Dubia Roach Help???

geckogoddess

Arachnopeon
Joined
Jan 7, 2021
Messages
4
I have a leopard gecko and I keep a colony of dubia roaches to feed her. I have an abundance of them so I have them in 2 different tanks the bigger tank being 10 gallons and the smaller one being 5 gallons. I separated them all from their tanks and into smaller holding containers so I could change the old substrate with some fresh and also change their food and water. Well, after I finished cleaning the tanks and setting everything back up, I started putting the dubias back into their tanks. The colony in the bigger tank are completely fine, but the colony in the smaller tank are literally ALL dying as soon as I put them back in the tank. Let me point out that there was nothing wrong with them when I took them out and I did not clean the tanks with anything harmful, only replaced the substrate. What could have caused them to all die off in such a mass?? I'm very confused because all was well beforehand.
 

Almadabes

Arachnoknight
Joined
Sep 20, 2020
Messages
163
Is the substrate really moist? hows the ventilation?

I personally don't use sub at all because it will raise the humidity.
Maybe it's okay in the larger tank but might be making the smaller one stuffy?
 

geckogoddess

Arachnopeon
Joined
Jan 7, 2021
Messages
4
Is the substrate really moist? hows the ventilation?

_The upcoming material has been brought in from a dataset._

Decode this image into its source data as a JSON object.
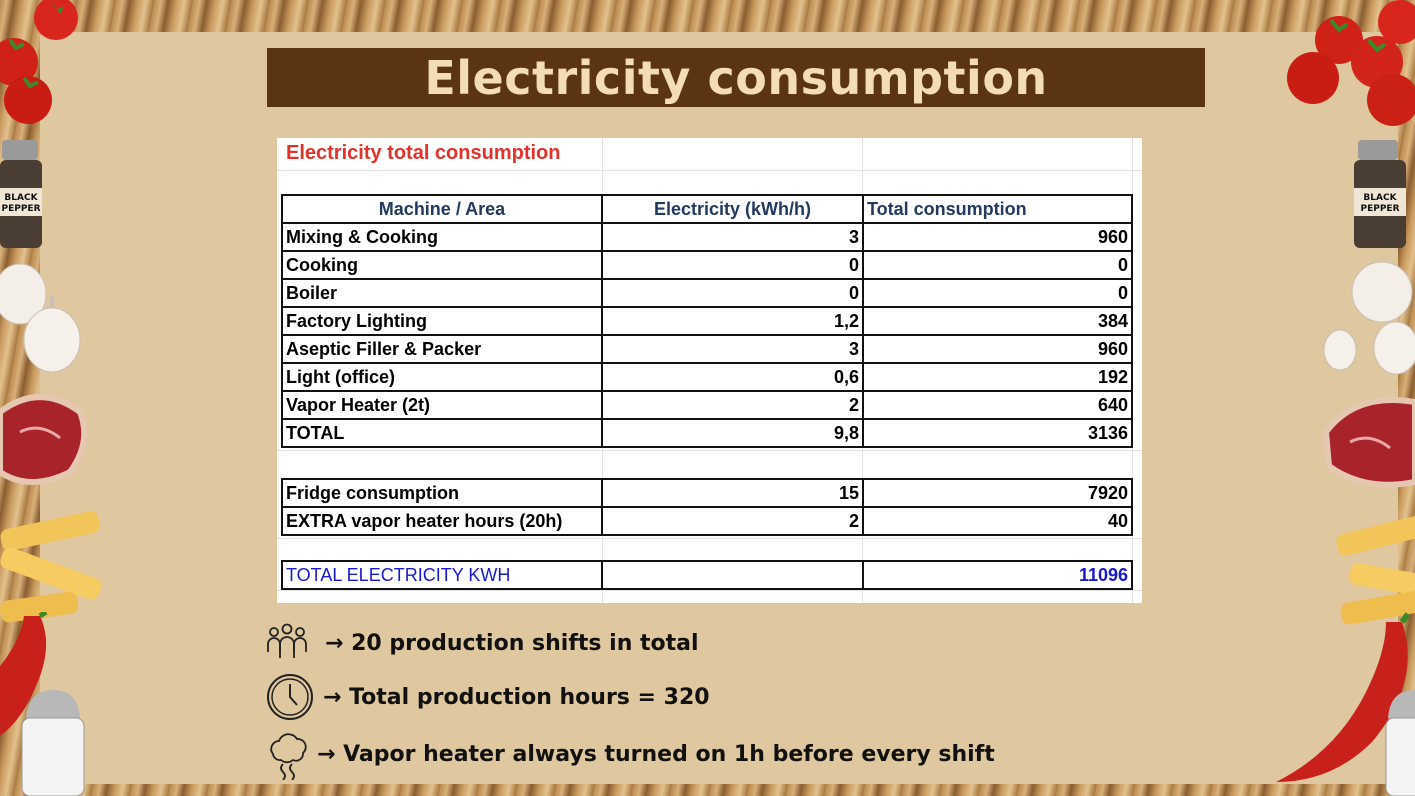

I personally don't use sub at all because it will raise the humidity.
Maybe it's okay in the larger tank but might be making the smaller one stuffy?
The substrate is coconut fiber and it's not moist at all. They've been thriving on it. And the tank is very well ventilated, the lid being a wire mesh top like the ones on reptile enclosures. I've done the same cleaning routine countless times and nothing like this has ever happened, but just all at once around 200 or so roaches dropped dead just like that. My colony in the 10 gallon tank is still thriving so it's not a total loss but I don't understand what could have went wrong.
 

Almadabes

Arachnoknight
Joined
Sep 20, 2020
Messages
163
The substrate is coconut fiber and it's not moist at all. They've been thriving on it. And the tank is very well ventilated, the lid being a wire mesh top like the ones on reptile enclosures. I've done the same cleaning routine countless times and nothing like this has ever happened, but just all at once around 200 or so roaches dropped dead just like that. My colony in the 10 gallon tank is still thriving so it's not a total loss but I don't understand what could have went wrong.
Strange indeed.

Any variables between the two colonies?

Different substrate bags, maybe one ran out and you used a different bag of the same stuff?
What about the containers you stored them in while cleaning? Were those repurposed from a store-bought product like food or something?
Was it cleaned out any differently than the colony bins themselves? I doubt it - as you already said you don't clean with harmful stuff and I would assume you took precautions. Just throwing ideas out.
 

geckogoddess

Arachnopeon
Joined
Jan 7, 2021
Messages
4
Strange indeed.

Any variables between the two colonies?

Different substrate bags, maybe one ran out and you used a different bag of the same stuff?
What about the containers you stored them in while cleaning? Were those repurposed from a store-bought product like food or something?
Was it cleaned out any differently than the colony bins themselves? I doubt it - as you already said you don't clean with harmful stuff and I would assume you took precautions. Just throwing ideas out.
Nope, same bag of coconut fiber. Sealed up so nothing can get into it. The holding containers I use are just those little reptile travel containers and they're only in there for maybe 30 minutes to an hour at most while I'm cleaning. I only really clean the tanks with hot water since the roaches tend to not be messy.
 

Almadabes

Arachnoknight
Joined
Sep 20, 2020
Messages
163
I'm not really sure then, maybe something microbial?

I would quarantine the colonies from each other and other feeders.
And although the large one looks good - monitor and quarantine that one too for the time being to make sure they're okay.
 

geckogoddess

Arachnopeon
Joined
Jan 7, 2021
Messages
4
I'm not really sure then, maybe something microbial?

I would quarantine the colonies from each other and other feeders.
And although the large one looks good - monitor and quarantine that one too for the time being to make sure they're okay.
Since the entirety of the smaller colony died I just dumped the tank and moved it out completely as to not risk transferring any possible sickness or whatever it may have been to them. I've been monitoring them since last night and all is well so far, no indication of anything wrong. Is it possible that in the short time that they were in the holding tank thay they could have suffocated one another? I've done it countless times and it's never happened but could thay be a possibility??